Circadian Rhythm: What is It and Why You Should Know About It

Sleep is a critical function necessary for all living things to operate properly including, of course, humans. Unfortunately, modern living can interrupt our sleep, disturbing critical functions in the body and that can lead to physical and mental health problems. If you are struggling with sleep, rebooting your circadian rhythm can help put your body back in order.

How Circadian Rhythm Affect Our Bodies

What is circadian rhythm? It is an internal body mechanism that manages the timing of many important physical processes. As humans, we most commonly notice it as the timer that sets our waking and sleeping patterns.

Circadian rhythm affects other areas of health as well. It informs your body when to eat, digest, and release hormones like melatonin and cortisol, and it affects your body’s temperature and metabolism. These processes can speed up or slow down depending on your level of activity.

This rhythm is managed by a “master clock” in the hypothalamus region of the brain, an area called the suprachiasmatic nucleus (SCN). According to Dr. Jonathan Schwartz of the INTEGRIS Sleep Disorders Center of Oklahoma, “the clock maintains the rhythm, so we have ebbs and flows throughout the day, such as being sleepy during part of the day but awake and active for the other part.”

Disruptions in Circadian Rhythm

For healthy individuals, these rhythms should function properly. However, our high-tech and high-stress world can disrupt how well your inner clock is keeping time, leading to problems like insomnia or lethargy. Let’s take a closer at what may cause these problems and how to address them.

Blue Light: Technology That Can Disrupt Your Sleep

The light that comes from your computer screen, smartphone, or tablet is predominantly blue. Research shows that blue light may suppress the body’s production of melatonin, a hormone that is released when it’s time to sleep. This disruption in circadian rhythm can leave you feeling wide-awake at night.

The eyes are an important part of your sleep process as well and may be impacted by blue light. The iris is the colored part of your eye that surrounds the pupil. These parts act just like a camera aperture, opening and closing to let in the right amount of light needed to see. 

The cornea on the front of your eye bends and refracts light. Inside your eye, the retina turns this light into electrical impulses that are sent through a nerve network to your brain, which interprets it as what you see. If blue light disrupts this process, your sleep will suffer.

Stress and Sleep Deprivation

In 2019, researchers in Germany discovered that lab mice exposed to stress had their circadian rhythms thrown off, depending on the time of day. The study demonstrated that the release of cortisol, the stress hormone, is regulated by the body’s internal clock mechanism. Researchers found that this disruption was linked to metabolic disorders, such as obesity.

These findings impact workers in high-stress jobs and people that work irregular hours, such as scientists or nurses, especially during a pandemic. For example, healthcare providers have been hit particularly hard by working 24-hour or longer shifts to care for patients suffering from COVID-19. These frontline practitioners are struggling with sleep deprivation at unprecedented levels.

Even before the pandemic, most healthcare professionals worked rotating shift schedules, which often leads to disrupted sleep and insomnia. Frontline healthcare workers may be overwhelmed with patients suffering from this deadly and mysterious disease. That challenge can lead to stress, anxiety, and mental health issues. 

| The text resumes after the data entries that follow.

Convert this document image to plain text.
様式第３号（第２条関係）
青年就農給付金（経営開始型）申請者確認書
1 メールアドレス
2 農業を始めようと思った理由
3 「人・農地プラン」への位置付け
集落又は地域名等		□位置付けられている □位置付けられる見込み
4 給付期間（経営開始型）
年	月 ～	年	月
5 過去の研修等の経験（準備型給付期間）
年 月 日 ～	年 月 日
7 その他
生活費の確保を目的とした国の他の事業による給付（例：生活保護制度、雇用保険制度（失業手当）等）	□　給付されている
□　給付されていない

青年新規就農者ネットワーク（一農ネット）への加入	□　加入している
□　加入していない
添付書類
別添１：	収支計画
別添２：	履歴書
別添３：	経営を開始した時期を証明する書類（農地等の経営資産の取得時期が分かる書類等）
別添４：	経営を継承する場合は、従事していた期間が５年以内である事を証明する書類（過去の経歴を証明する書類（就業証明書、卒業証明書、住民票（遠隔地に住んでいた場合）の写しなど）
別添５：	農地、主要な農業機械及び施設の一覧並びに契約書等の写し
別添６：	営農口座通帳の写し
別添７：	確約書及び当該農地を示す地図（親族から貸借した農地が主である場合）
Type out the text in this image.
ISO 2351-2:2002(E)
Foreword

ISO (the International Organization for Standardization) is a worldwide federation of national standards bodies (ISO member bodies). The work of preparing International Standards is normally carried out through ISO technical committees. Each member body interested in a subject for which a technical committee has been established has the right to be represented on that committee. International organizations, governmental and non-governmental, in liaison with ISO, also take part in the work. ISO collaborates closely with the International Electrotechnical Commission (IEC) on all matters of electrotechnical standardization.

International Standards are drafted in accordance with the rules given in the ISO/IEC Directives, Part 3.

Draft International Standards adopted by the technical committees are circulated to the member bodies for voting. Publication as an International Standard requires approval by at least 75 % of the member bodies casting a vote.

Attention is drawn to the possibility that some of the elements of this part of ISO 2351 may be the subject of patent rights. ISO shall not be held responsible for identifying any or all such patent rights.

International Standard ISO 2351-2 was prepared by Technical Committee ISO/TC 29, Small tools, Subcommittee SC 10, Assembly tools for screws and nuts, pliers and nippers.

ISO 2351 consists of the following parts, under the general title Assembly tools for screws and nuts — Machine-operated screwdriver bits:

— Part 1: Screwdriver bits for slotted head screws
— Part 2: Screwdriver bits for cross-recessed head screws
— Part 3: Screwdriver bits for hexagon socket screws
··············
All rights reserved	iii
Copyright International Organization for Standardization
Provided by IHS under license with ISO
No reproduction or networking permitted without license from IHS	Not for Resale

Additionally, those who are pursuing a doctorate of nursing or medicine may have had programs switched to remote or put on hold. Some students must face the choice between completing their programs or answering the call to work in a COVID-19 care unit, further adding to their anxiety and sleep difficulties. 

The Impact of Sleep

What exactly, though, is the impact of disrupted sleep for essential workers as well as the rest of us? Staying awake for 24 hours or more can affect you in much the same way as alcohol intoxication. Whether you are a healthcare worker in a medical crisis or a scientist performing research during sleep hours, your movements may be impaired placing your work and safety at risk. You may not even notice this impairment but it can lead to mistakes and greater harm.

As mentioned, a disrupted internal clock increases your risk of metabolic disease. It can also lead to mental health disorders that impact mood such as depression. To learn more about sleep and circadian rhythms, particularly how they impact you at different stages of life, read The Science of Sleep by Wallace Mendelson.

How To Reset Your Circadian Rhythms

How can you reset your circadian rhythm to reduce the risk of mental and physical health issues? Start by limiting exposure to blue light at night by getting off your devices an hour or more before bedtime. However, if you must work late, use a blue light blocker app to reduce the strain on your eyes.

Another simple way to help reboot your circadian rhythm is to spend time in the sun. Science shows that exposure to morning sunshine may improve the quality of your sleep so try to get outdoors early in the day.

Since light informs your brain that it’s time to wake up, be sure to completely darken your room when you sleep. Invest in room-darkening blinds if you must sleep during daylight hours.

Circadian rhythms are a critical part of the body that helps it function properly. Pay attention to your internal clock to avoid sleep issues that can harm your physical and mental health.